Verde por Fora, Vermelho por Dentro
- Silvia Rocha

- 22 de out. de 2025
- 2 min de leitura
Aurora, 50 anos — Ilha da Diferença

Na primeira vez que eu li O Patinho Feio, devia ter uns sete anos. Não lembro da roupa, nem do lugar exato. Mas vamos fingir que foi na goiabeira da minha avó Alice. É lá que minha memória insiste em me levar. A goiabeira era abrigo, torre, esconderijo. Eu subia com a leveza de quem foge. O cheiro das goiabas verdolengas — verdes por fora, vermelhas e suculentas por dentro — ainda me invade quando fecho os olhos. Era um cheiro que misturava fruta, terra e silêncio. E amor.
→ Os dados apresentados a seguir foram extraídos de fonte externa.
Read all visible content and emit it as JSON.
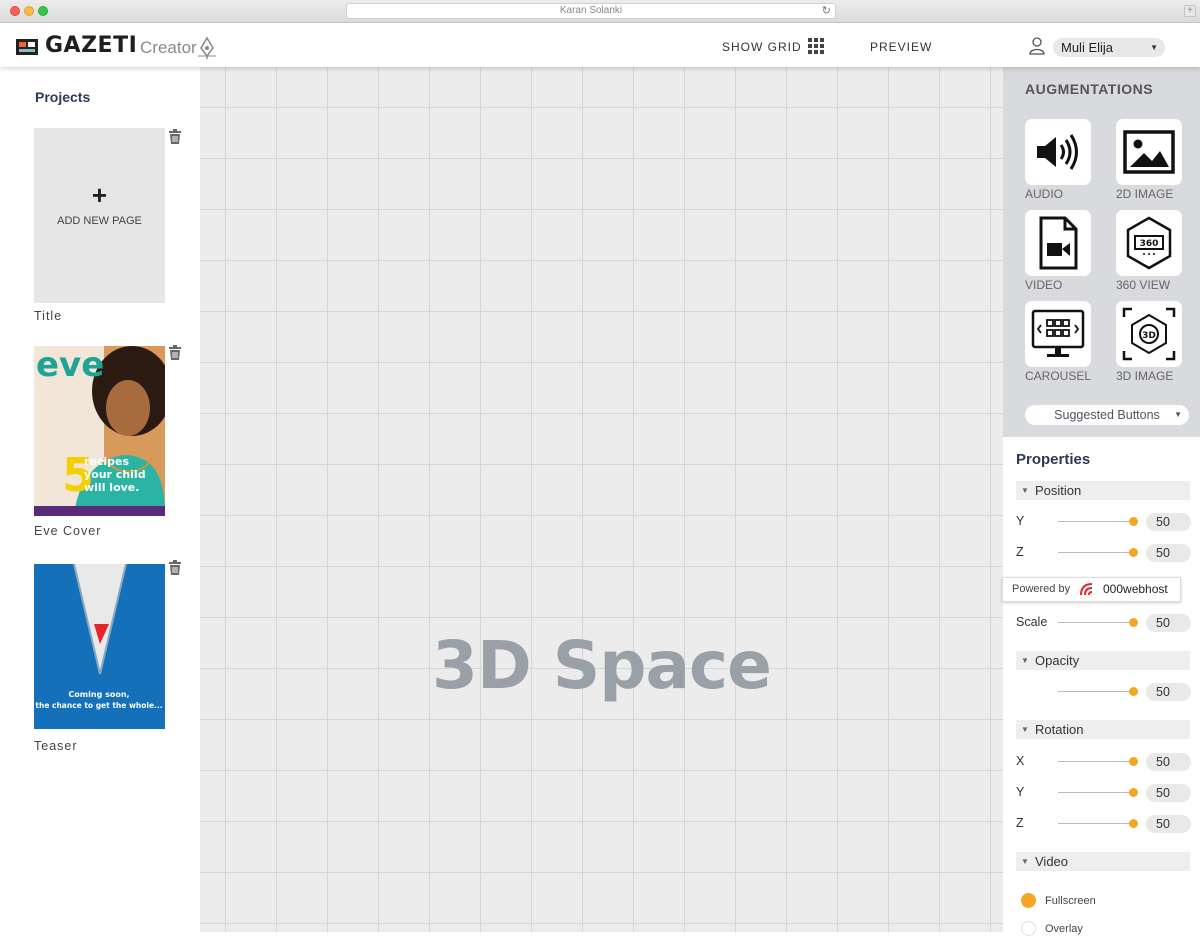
{
  "window": {
    "url_text": "Karan Solanki",
    "reload_glyph": "↻",
    "newtab_glyph": "+"
  },
  "header": {
    "logo_text": "GAZETI",
    "logo_sub": "Creator",
    "show_grid_label": "SHOW GRID",
    "preview_label": "PREVIEW",
    "user_name": "Muli Elija",
    "caret": "▼"
  },
  "left": {
    "title": "Projects",
    "add_plus": "+",
    "add_label": "ADD NEW PAGE",
    "pages": [
      {
        "label": "Title"
      },
      {
        "label": "Eve Cover",
        "cover_brand": "eve",
        "cover_big": "5",
        "cover_headline": [
          "recipes",
          "your child",
          "will love."
        ]
      },
      {
        "label": "Teaser",
        "teaser_lines": [
          "Coming soon,",
          "the chance to get the whole..."
        ]
      }
    ]
  },
  "canvas": {
    "label": "3D Space"
  },
  "augmentations": {
    "title": "AUGMENTATIONS",
    "items": [
      {
        "label": "AUDIO",
        "icon": "speaker-icon"
      },
      {
        "label": "2D IMAGE",
        "icon": "image-icon"
      },
      {
        "label": "VIDEO",
        "icon": "video-file-icon"
      },
      {
        "label": "360 VIEW",
        "icon": "360-view-icon"
      },
      {
        "label": "CAROUSEL",
        "icon": "carousel-icon"
      },
      {
        "label": "3D IMAGE",
        "icon": "3d-image-icon"
      }
    ],
    "suggested_label": "Suggested Buttons",
    "icon_360_text": "360",
    "icon_3d_text": "3D"
  },
  "properties": {
    "title": "Properties",
    "position": {
      "label": "Position",
      "rows": [
        {
          "label": "Y",
          "value": "50"
        },
        {
          "label": "Z",
          "value": "50"
        }
      ]
    },
    "scale": {
      "label": "Scale",
      "value": "50"
    },
    "opacity": {
      "label": "Opacity",
      "value": "50"
    },
    "rotation": {
      "label": "Rotation",
      "rows": [
        {
          "label": "X",
          "value": "50"
        },
        {
          "label": "Y",
          "value": "50"
        },
        {
          "label": "Z",
          "value": "50"
        }
      ]
    },
    "video": {
      "label": "Video",
      "options": [
        {
          "label": "Fullscreen",
          "selected": true
        },
        {
          "label": "Overlay",
          "selected": false
        }
      ]
    },
    "section_glyph": "▼"
  },
  "powered": {
    "by": "Powered by",
    "host": "000webhost"
  },
  "colors": {
    "accent": "#f5a623",
    "canvas_text": "#9aa0a8",
    "panel": "#d9dadd",
    "heading": "#2b3a55"
  }
}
Minha avó morava na roça. A casa dela era de madeira, com duas águas, pintada num tom que parecia laranja cor de terra. Telhas de barro cobriam o telhado, e a varanda tinha piso avermelhado, como se guardasse o calor dos dias. O jardim era grande — pelo menos para o meu tamanho — e a grama verde fazia cócegas nos meus pés. Na frente, um sombreiro, aquela amendoeira que desenhava sombras largas no chão. À direita, o grande pé de goiabeira. E à esquerda, uma pequena plantação de grandes margaridas. Minha avó devia me amar muito, pois deixava eu desfolhar as pobrezinhas em “mau me quer, bem me quer”, sem nunca me repreender.
Eu era menina da cidade. Visitava nos fins de semana, nas férias, ou quando a maternidade pesava demais para minha mãe solo. Ali, eu era outra. Ou talvez, ali, eu era mais eu.
Chorei copiosamente ao terminar o conto. Não sei se foi pela história em si ou porque, de algum modo, eu já me sentia diferente. Como se houvesse algo em mim que não encaixava. Um bico torto, uma pena fora do lugar.
Hoje, aos cinquenta, ainda me sinto. Diferente.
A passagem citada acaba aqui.